Нет, не то были наши рысаки! Они, казалось, предназначались для чего угодно, но только не для того, что требует называть лошадь «рысаком». Пожалуй для того, чтобы вести бесконечные разговоры – конюшенные разговоры, чтобы охать и вздыхать, чтобы осматривать этого рысака по двадцать раз в день, каждый раз при этом сокрушенно покачивая головой, для того, чтобы вообще будто бы не замечать его, не отходя вместе с тем ни на шаг. Разве что как-нибудь утром, вроде бы невзначай, по случайности, взобраться на призовую качалку, но при этом с наивозможно отсутствующим или кислым выражением лица, какое бывает только при исполнении неприятнейших дел, и проехать разве что круг-другой и на лошадь не глядя, а если глядя, то куда-то под ноги ей, под копыта, и с таким беспокойством, словно вот-вот у этой лошади оторвутся напрочь ноги или же она вовсе на куски развалится. А потом вернуться на конюшню с видом еще более озабоченным, сокрушенным и опять охать и вздыхать.
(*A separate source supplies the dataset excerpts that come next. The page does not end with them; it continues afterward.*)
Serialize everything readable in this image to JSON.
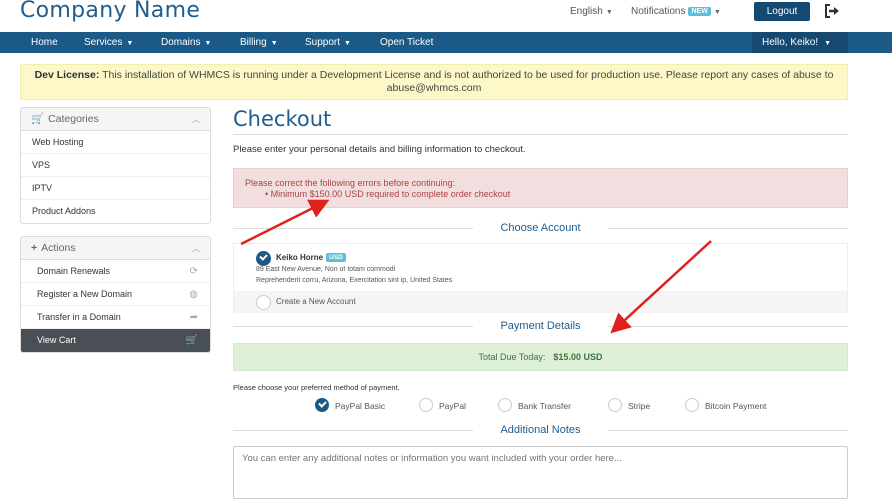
{
  "header": {
    "brand": "Company Name",
    "language": "English",
    "notifications": "Notifications",
    "notifications_badge": "NEW",
    "logout": "Logout",
    "exit_icon": "sign-out-icon"
  },
  "navbar": {
    "home": "Home",
    "services": "Services",
    "domains": "Domains",
    "billing": "Billing",
    "support": "Support",
    "open_ticket": "Open Ticket",
    "user": "Hello, Keiko!"
  },
  "dev_alert": {
    "label": "Dev License:",
    "text": "This installation of WHMCS is running under a Development License and is not authorized to be used for production use. Please report any cases of abuse to abuse@whmcs.com"
  },
  "sidebar": {
    "categories": {
      "title": "Categories",
      "items": [
        "Web Hosting",
        "VPS",
        "IPTV",
        "Product Addons"
      ]
    },
    "actions": {
      "title": "Actions",
      "items": [
        "Domain Renewals",
        "Register a New Domain",
        "Transfer in a Domain",
        "View Cart"
      ]
    }
  },
  "main": {
    "title": "Checkout",
    "intro": "Please enter your personal details and billing information to checkout.",
    "error_heading": "Please correct the following errors before continuing:",
    "error_item": "Minimum $150.00 USD required to complete order checkout",
    "choose_account": "Choose Account",
    "account": {
      "name": "Keiko Horne",
      "currency": "USD",
      "address1": "89 East New Avenue, Non ut totam commodi",
      "address2": "Reprehenderit corru, Arizona, Exercitation sint ip, United States",
      "create_new": "Create a New Account"
    },
    "payment_details": "Payment Details",
    "total_label": "Total Due Today:",
    "total_value": "$15.00 USD",
    "payment_instructions": "Please choose your preferred method of payment.",
    "payment_methods": [
      "PayPal Basic",
      "PayPal",
      "Bank Transfer",
      "Stripe",
      "Bitcoin Payment"
    ],
    "selected_payment": "PayPal Basic",
    "additional_notes": "Additional Notes",
    "notes_placeholder": "You can enter any additional notes or information you want included with your order here..."
  },
  "colors": {
    "brand": "#1f5d8f",
    "navbar": "#1b5a87",
    "annotation_arrow": "#e0201a"
  }
}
И они еще спрашивают, отчего мы так долго не пишем наших лошадей на призы, отчего не резвим их, а если резвим, то тихо, отчего не подсушиваем их до призовых форм, а держим в довольно тучном теле, отчего, одним словом, не делаем мы со своими лошадьми того, что с лошадьми вообще принято делать!
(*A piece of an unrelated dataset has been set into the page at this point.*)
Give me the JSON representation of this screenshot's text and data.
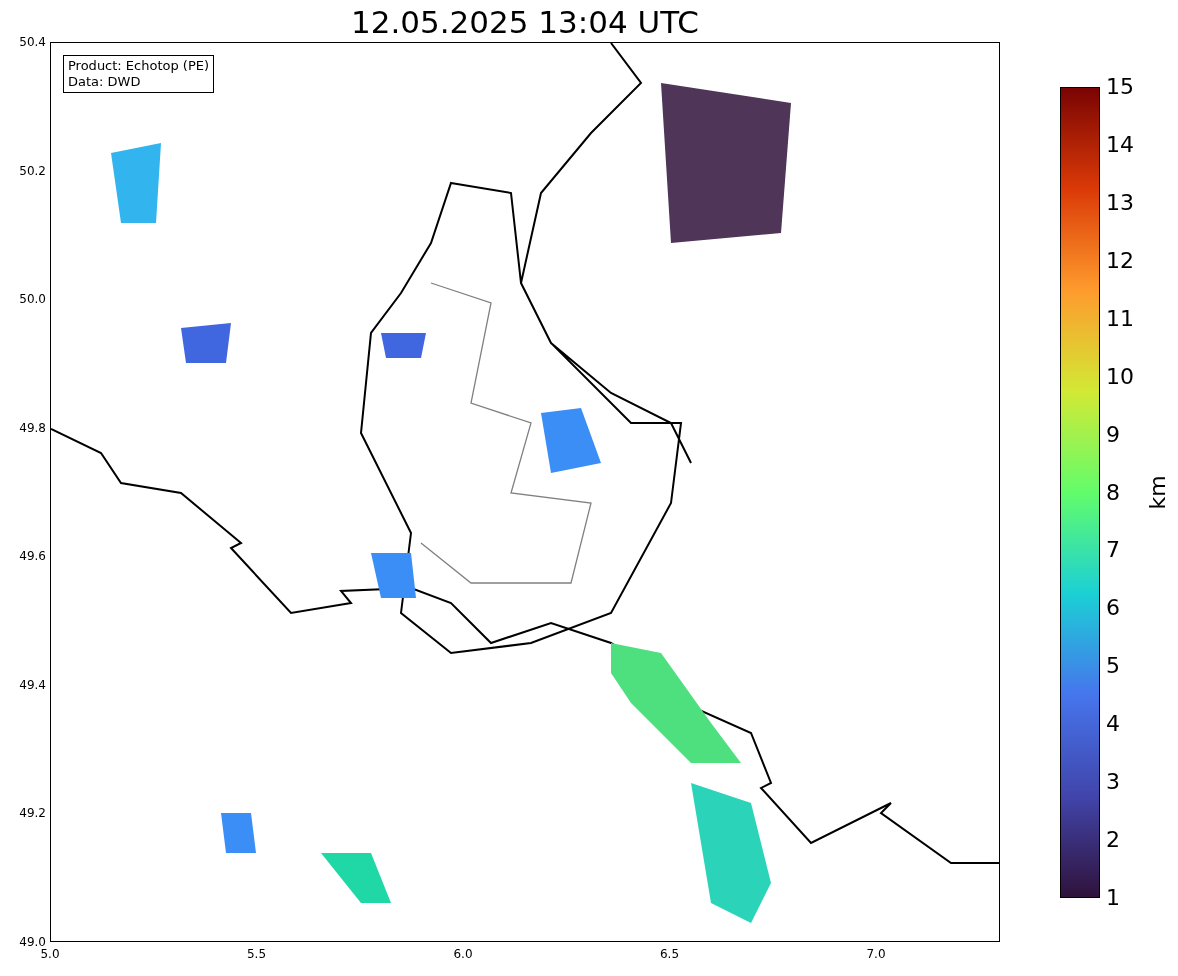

В ответ на такие тотальные вопросы мы либо отделывались шутками, либо просто закрывали двери конюшни, а Всеволод Александрович имел обыкновение отвечать на все одним неприступным взглядом, который означал недвусмысленно: «У-хо-ди-те!»
Англичане рассеивались.
Они, разумеется, не догадывались, отчего все это. Они не знали, что сидит в наших лошадях орловщина, та самая, от которой красота, нарядность, от которой лебединые шеи, агатовые глаза, глубина груди, богатство почки и от которой же рыхлость, непрактичная кипучесть сердца, неприязнь к методической работе, вдруг чудеса резвости и тут же – вставание в обрез. Им было невдомек, что наших рысаков нельзя до приза особенно сильно резвить, иначе они вовсе не побегут, что нельзя их чересчур сушить, потому что без лишних трясущихся мясов они опять же не побегут. Что дары натуры, воплощенные в нашем рысаке, нужно не просто получить, а неким особенным образом угадать, и вот тогда, если уж угадал, тогда – «эх, тройка, птица-тройка, кто тебя выдумал…»
И ведь это не значит, будто на их вопросы у нас ответов не было. Не было им нужных, им понятных ответов. Ну что ж, со временем финишный столб покажет, финишный столб на все ответит.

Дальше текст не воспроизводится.